3. IGT lottery is a high quality business trading 7.2x 2024 EBIT, significant discount to peers average of 11.5x
· IGT has a 75% share of the US lottery market (servicing 37 of 48 US states ) and a 90% share of the Italy market.
· The US lottery market grew from $79 billion in 2019 to $101 bn in 2023, while the Italy market grew from €19 bn to €22 bn over the same period. Industry growth is projected at 4-6% per year, while IGT will grow less due to lower online lottery contributions.
· IGT provides facility management (lottery system installment, retail terminal hardware and maintenance, payment processing services, etc), lottery operations outsourcing, ticket printing (with a 10% global market share), and iLottery services (No. 2 in the US) to national and local governments and regulated commercial operators.
· IGT’s lottery business has a 35% EBIT margin and serves ~92 customers globally, with the top 10 contracts accounting for 70% of revenue and 80% of gross profit. These contracts typically last 5-10 years and have multiple renewal options, with an average duration of 14 years. Customer relationships average 30 years.
· No record of IGT losing contract has been found in the public domain via desktop research, highlighting the high switching costs and customer stickiness
4. Uncertainty around 2025 renewal of Italian lottery contract has created this investment opportunity
· The Italian contract requires an upfront investment of €1 bn (paid in three installments over three years starting 2025) but offers a 6% royalty fee, translating into €400 million in revenue and €200 million in net income.
· Flutter-owned Sisal announced its intention to bid for the contract in late 2023. Flutter is more US focused with less business exposure in lottery. However, Flutter in 2024 Sep announced to acquire Snaitech, another major Italian online gambling company, which signals its strong intention for the Italy market (attractive online gambling market growth story as online is just 20% of overall gambling market v.s. other mature market at 60%). Flutter bid is serious and Italy Lotto contract provides Flutter strategic angle to outbid IGT given that there is online advertisement restriction in Italy market and Lotto contract would give Flutter the needed retail presence and cross selling opportunities to convert offline customers to online players. Note that the thesis here is that the market has priced IGT with less than 20% chance winning the contract, which is overdone. IGT has serviced the contract for 30 years, giving it considerable advantage.

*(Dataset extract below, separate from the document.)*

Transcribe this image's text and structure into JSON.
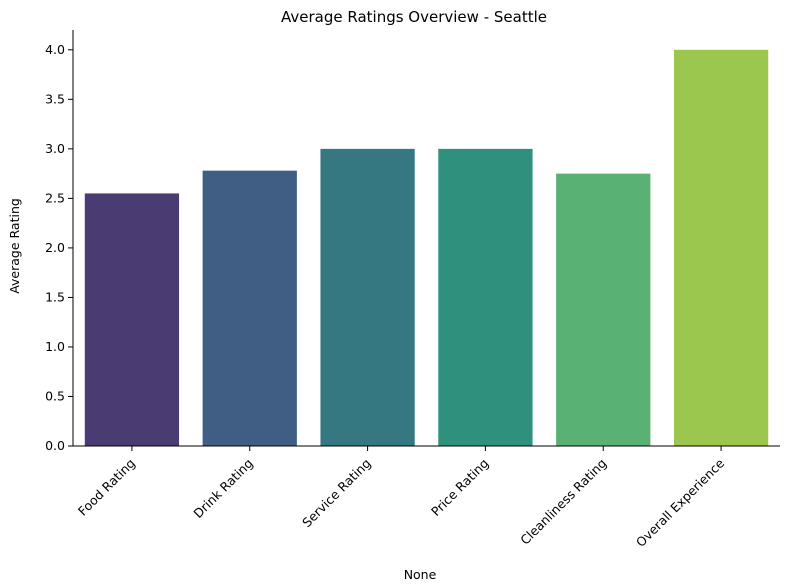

· The IGT share price decline since Sisal’s announcement could be the key reason this opportunity existed today as investors shy away from uncertainty.
· The contract renewal is one of the largest risks and likely will always be for IGT given the nature of a B2B business
· Note that Italy business is conducted via a JV where IGT holds 62% of equity.
5. Current share price offers 92% upside / 23% downside + catalysts rich 2025
· Apollo sale transaction (expected early 2025 close) and Italy contract renewal (contract expiry 2024 Nov). The upside is driven by EBIT multiple re-rate to peers average post these 2 events.
· Private market transactions of lottery assets: Brookfield’s $5.8 billion purchase of Scientific Games’ lottery business at 11x EBITDA in Jan 2022 and Aristocrat’s acquisition of Neogames at 15x EBITDA in May 2023.
IGT Lottery Segment I/S
FY21 lottery sales were exceptionally high due to Covid affecting consumer spending. Same-store-growth has returned to +2% in 2023 and is guided to be flat in 2024.